Un palais ! nous sommes dans un palais des Mille et une Nuits, transporté par quelque éfrit au cœur des montagnes sauvages. Un spacieux portique règne à l’entour du bâtiment qu’un vestibule divise en deux parties. On nous introduit dans un immense salon dont les murs et le plafond sont couverts de glaces. C’est la salle des Glaces à deux mille mètres d’altitude dans une vallée perdue du Bakhtyari. Des lustres européens pendent du plafond ; des canapés, des fauteuils, des chaises, des tables meublent cette pièce. Des lampes à pétrole sont posées à même les tapis. Voilà, certes, un étrange et inattendu triomphe de la civilisation occidentale qui s’affirme chez ces Bakhtyares restés impénétrables. Combien de convois de mules sont-ils venus du golfe Persique, d’Ahvaz et de Mohammerah le long des pistes difficiles pour apporter les mille glaces de ce salon et les meubles envoyés d’Europe ? Nous nous laissons tomber sur un canapé tandis que les domestiques de nos hôtes nous servent du thé bouillant. C’est, du reste, tout ce que nous pourrons prendre ce soir, tant nous sommes fatigués. Nous coucherons dans un salon voisin, et plus petit, sur des coussins, tandis qu’Aziz se roulera dans une couverture au seuil de notre porte de peur qu’un domestique trop curieux ne profite de la nuit pour examiner d’un peu plus près qu’il ne convient notre bagage.
Djouné Khound.
Au matin, nous visitons Djouné Khound. La maison que nous habitons est construite au milieu d’une vaste cour sur les quatre côtés de laquelle s’élèvent des bâtiments à un étage où sont aménagés le hammam, les appartements des hôtes et des domestiques. Ces bâtiments sont couverts en terrasses bordées à l’extérieur de créneaux et, aux quatre coins, de tours. Nous allons voir notre hôte sur une de ces terrasses. Là, le matin, il reçoit ses serviteurs, ses clients et les hôtes de passage. Zia Sultan est un jeune homme de taille moyenne, d’encolure nette, élégant, au visage pâle, à la courte moustache. Il s’exprime en anglais correctement avec un accent agréable. Il a des manières courtoises et un sourire charmant. Mais il n’efface pas le souvenir de son père qui était célèbre en Perse pour sa beauté.

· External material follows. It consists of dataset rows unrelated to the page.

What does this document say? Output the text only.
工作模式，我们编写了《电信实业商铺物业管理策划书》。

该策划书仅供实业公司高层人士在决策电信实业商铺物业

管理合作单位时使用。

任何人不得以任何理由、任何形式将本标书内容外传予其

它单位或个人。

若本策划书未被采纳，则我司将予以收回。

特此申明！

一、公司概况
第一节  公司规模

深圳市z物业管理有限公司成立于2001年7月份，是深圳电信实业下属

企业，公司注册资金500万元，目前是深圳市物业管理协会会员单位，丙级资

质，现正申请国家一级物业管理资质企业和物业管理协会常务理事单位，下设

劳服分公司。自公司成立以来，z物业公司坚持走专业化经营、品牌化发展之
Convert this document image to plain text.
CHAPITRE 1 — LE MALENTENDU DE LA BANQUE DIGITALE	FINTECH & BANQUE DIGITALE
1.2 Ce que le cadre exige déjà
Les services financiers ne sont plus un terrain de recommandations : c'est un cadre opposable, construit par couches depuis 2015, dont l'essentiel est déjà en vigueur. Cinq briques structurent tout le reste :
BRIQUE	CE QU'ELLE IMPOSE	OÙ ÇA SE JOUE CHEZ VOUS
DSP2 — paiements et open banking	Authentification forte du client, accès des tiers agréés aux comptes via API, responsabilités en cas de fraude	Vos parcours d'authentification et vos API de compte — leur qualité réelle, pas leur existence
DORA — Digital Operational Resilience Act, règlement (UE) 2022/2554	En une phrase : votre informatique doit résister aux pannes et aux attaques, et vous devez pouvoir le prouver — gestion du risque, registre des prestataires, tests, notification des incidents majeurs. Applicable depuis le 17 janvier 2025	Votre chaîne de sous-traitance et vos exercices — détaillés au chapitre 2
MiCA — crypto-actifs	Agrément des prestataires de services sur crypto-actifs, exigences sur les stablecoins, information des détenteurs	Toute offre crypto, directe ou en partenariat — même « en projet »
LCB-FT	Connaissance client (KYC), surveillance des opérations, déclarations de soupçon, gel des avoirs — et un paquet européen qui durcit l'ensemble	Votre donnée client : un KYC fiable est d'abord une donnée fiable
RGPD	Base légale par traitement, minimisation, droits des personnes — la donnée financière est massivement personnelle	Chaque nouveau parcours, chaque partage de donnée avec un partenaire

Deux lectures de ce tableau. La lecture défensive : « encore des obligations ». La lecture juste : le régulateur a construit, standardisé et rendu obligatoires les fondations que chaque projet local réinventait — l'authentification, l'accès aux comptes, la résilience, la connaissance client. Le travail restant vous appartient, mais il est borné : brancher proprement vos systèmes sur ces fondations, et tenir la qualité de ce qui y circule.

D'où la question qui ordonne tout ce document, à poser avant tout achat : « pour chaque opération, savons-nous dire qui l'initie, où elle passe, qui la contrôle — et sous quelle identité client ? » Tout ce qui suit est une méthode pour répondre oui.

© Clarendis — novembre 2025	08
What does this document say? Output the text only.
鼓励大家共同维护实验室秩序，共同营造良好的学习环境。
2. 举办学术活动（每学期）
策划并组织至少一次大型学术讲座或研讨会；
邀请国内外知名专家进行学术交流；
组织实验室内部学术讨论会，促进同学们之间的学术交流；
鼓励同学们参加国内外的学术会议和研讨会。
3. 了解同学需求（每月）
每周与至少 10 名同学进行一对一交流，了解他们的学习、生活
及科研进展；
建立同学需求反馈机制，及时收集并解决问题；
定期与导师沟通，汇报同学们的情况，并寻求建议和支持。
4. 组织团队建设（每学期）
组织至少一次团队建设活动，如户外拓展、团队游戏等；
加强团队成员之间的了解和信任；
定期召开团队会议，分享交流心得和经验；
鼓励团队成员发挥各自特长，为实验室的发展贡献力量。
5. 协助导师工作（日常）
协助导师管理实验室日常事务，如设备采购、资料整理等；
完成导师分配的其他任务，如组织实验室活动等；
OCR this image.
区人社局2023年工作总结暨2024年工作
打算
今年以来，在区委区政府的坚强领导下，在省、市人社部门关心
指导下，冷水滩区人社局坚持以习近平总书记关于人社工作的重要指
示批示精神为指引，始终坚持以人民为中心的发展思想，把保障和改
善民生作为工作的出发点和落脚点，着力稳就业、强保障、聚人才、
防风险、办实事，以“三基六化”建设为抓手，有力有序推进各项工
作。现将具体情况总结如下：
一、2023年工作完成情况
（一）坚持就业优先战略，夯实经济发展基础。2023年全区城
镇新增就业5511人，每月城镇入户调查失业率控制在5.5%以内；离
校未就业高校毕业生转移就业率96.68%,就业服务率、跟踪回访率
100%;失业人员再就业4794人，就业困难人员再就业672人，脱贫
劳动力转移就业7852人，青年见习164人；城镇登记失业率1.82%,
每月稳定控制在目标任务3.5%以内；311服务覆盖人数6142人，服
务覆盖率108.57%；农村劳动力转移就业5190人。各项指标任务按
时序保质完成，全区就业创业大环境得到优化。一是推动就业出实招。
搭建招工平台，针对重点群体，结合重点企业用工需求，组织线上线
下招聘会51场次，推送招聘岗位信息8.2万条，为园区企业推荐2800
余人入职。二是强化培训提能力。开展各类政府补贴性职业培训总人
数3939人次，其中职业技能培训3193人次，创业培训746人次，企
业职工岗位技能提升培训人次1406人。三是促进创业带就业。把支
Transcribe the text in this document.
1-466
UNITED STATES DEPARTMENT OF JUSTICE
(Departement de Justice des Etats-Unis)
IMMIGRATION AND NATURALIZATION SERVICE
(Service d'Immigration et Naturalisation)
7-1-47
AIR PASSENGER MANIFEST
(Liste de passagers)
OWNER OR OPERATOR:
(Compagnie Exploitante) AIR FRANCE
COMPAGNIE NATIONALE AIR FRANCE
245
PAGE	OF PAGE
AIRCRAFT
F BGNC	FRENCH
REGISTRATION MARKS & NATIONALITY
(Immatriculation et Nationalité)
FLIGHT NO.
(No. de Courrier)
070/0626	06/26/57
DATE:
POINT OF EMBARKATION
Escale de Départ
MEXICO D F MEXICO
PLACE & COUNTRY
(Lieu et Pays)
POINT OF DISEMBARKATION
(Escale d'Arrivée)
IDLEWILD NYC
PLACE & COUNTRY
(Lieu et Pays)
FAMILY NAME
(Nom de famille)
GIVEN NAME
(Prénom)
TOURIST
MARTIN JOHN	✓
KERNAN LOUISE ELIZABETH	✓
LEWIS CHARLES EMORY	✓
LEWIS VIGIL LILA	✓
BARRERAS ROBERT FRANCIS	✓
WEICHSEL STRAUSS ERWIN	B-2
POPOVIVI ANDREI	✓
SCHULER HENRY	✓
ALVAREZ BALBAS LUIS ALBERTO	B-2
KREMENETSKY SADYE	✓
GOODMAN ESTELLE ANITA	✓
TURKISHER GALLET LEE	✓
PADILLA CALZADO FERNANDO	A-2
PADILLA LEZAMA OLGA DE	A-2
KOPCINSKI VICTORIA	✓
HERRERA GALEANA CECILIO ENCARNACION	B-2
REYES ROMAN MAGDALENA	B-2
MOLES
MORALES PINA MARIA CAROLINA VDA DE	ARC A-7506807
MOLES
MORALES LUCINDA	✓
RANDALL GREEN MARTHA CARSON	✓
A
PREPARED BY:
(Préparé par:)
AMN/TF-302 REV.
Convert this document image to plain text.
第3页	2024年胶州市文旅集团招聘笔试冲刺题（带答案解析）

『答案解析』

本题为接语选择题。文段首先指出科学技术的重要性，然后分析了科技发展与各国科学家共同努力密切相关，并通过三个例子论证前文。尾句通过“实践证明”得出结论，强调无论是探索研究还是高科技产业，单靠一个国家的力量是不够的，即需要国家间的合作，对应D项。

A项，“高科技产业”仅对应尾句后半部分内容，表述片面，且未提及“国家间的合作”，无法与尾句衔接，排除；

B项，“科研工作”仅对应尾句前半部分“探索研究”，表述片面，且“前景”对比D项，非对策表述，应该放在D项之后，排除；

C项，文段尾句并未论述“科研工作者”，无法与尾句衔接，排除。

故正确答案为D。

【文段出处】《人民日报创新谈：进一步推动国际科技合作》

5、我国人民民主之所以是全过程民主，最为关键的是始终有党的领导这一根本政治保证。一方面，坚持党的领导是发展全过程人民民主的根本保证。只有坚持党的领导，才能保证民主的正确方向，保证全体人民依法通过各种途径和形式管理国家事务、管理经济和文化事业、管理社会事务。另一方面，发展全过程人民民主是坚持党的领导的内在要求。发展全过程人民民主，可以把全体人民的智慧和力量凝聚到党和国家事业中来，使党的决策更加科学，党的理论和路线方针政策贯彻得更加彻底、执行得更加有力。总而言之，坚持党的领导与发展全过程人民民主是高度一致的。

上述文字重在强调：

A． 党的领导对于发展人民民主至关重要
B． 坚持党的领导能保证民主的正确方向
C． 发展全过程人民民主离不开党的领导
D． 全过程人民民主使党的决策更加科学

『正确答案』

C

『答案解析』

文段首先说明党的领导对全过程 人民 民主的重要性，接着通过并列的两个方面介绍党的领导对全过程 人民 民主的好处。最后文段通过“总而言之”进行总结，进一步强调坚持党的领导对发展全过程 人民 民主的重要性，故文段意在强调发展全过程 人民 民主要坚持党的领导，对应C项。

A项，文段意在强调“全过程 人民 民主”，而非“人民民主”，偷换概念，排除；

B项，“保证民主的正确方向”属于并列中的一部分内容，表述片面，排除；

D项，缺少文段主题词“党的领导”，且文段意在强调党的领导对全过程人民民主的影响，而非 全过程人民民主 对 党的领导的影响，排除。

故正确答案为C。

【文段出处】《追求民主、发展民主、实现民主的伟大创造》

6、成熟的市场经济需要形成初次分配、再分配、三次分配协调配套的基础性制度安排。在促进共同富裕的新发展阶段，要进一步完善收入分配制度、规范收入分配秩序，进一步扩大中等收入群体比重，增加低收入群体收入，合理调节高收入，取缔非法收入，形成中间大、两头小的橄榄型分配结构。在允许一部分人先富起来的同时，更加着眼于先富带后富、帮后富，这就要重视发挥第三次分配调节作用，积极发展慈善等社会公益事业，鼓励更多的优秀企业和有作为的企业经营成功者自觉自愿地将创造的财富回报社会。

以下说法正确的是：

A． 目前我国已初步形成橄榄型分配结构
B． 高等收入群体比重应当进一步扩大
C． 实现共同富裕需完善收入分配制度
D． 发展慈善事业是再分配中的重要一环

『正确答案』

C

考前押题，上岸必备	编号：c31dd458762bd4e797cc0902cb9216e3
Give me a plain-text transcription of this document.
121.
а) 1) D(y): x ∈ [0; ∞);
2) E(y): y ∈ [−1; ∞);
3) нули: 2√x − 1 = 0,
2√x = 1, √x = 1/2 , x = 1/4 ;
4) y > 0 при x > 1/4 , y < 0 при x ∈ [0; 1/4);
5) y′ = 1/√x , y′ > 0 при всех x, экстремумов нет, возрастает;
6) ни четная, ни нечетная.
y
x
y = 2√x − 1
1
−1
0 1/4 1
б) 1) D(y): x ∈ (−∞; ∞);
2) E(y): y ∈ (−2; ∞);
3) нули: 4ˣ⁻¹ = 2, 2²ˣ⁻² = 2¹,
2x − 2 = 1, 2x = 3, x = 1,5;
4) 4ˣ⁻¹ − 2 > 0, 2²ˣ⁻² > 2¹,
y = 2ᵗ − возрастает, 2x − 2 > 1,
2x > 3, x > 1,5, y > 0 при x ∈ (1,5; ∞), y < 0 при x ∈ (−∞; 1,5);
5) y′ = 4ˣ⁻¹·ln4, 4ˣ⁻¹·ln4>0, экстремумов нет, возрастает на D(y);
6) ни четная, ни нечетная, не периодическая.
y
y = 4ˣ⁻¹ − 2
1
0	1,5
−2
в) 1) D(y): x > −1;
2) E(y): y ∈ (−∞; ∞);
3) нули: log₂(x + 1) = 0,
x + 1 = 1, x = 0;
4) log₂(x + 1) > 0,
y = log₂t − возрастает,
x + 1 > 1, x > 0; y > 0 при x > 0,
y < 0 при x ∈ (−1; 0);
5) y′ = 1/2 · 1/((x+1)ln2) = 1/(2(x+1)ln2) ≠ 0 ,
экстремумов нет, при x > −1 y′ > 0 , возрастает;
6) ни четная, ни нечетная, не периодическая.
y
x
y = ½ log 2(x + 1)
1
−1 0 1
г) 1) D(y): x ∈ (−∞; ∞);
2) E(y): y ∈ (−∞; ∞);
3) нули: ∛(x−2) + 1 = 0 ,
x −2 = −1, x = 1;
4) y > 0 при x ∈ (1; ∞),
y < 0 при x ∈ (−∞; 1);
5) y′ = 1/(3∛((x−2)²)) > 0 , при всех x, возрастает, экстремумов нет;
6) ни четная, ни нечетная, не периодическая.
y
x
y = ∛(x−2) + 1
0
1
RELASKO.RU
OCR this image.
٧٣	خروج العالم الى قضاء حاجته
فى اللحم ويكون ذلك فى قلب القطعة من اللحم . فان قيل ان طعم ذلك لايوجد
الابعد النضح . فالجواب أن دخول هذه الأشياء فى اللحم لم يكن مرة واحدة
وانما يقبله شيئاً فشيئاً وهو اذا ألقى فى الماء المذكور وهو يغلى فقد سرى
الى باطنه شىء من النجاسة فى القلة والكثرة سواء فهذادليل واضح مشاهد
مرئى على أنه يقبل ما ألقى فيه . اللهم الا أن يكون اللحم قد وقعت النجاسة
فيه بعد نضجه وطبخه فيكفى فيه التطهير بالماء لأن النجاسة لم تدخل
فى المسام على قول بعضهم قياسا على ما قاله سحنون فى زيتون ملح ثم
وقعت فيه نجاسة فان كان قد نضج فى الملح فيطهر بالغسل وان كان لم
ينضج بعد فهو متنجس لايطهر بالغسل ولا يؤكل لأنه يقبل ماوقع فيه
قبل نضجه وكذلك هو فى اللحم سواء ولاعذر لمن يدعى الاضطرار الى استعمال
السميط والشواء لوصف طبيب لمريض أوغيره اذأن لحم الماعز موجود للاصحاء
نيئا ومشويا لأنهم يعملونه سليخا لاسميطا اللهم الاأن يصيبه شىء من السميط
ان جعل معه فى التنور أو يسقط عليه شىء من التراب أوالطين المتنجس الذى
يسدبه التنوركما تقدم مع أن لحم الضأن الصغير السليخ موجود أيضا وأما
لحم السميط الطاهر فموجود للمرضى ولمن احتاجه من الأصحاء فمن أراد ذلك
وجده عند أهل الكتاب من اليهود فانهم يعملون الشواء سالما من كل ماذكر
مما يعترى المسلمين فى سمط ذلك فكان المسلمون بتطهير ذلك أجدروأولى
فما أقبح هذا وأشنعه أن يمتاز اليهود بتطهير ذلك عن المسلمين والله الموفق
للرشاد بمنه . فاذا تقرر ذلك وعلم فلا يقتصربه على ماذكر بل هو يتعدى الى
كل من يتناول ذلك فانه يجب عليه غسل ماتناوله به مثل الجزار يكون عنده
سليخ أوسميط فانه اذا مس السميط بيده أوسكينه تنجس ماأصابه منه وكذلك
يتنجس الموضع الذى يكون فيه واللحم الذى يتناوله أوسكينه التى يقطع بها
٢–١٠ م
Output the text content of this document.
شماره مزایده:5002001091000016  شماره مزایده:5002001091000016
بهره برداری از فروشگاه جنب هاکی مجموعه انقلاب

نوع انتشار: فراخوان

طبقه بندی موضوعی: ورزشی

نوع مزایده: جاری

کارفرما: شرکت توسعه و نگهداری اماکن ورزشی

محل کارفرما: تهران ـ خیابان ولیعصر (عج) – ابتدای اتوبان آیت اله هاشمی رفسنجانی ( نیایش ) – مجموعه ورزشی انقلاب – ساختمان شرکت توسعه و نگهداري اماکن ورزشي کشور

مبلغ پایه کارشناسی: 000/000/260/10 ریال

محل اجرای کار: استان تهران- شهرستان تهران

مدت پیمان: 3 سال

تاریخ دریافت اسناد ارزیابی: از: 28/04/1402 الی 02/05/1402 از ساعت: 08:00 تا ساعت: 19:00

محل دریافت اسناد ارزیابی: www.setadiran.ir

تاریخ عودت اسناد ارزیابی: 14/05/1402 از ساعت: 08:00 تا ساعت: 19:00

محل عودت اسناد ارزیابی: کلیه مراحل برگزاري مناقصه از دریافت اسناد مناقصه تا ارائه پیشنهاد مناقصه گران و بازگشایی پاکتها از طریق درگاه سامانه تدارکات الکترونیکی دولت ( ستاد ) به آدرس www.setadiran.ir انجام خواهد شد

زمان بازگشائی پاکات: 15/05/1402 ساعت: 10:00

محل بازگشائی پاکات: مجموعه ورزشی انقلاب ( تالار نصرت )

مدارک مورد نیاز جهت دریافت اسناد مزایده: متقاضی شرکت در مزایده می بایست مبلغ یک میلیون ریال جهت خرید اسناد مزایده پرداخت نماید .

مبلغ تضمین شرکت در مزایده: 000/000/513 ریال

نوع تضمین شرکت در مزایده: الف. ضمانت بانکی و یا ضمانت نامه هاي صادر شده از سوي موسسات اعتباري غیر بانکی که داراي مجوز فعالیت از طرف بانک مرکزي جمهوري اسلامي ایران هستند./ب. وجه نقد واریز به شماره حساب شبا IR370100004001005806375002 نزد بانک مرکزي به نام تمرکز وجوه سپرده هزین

Zia Sultan a la visite de ses cousins, qui étaient hier encore dans le parti du chah détrôné. Ce sont de grands jeunes gens bien taillés, avec quelque chose de rude, d’un peu sauvage. Nous les invitons à déjeuner avec nous à l’européenne. Aziz préparera des poulets rôtis, du riz à notre mode — le riz à la persane sent la souris, — une omelette. Le repas est servi sur une table dans notre grand salon ; il faut s’asseoir sur des chaises, chose nouvelle, non pour Zia Sultan, mais pour ses grands diables de cousins qui, jusqu’ici, ont mangé assis à terre, les jambes croisées, sur un tapis. Et il y a des assiettes et des fourchettes et des couteaux, et des verres ! Nos hôtes regardent tout cela avec stupeur. Ils se servent de leur fourchette tant bien que mal et de leur couteau tant mal que bien. Ce sont des rires fous autour de la table ; notre déjeuner européen a le plus vif succès ; mais, finalement, nos hôtes emploient leurs doigts qu’ils trouvent plus souples et plus aptes à saisir la nourriture que les fourchettes aux pointes aiguës.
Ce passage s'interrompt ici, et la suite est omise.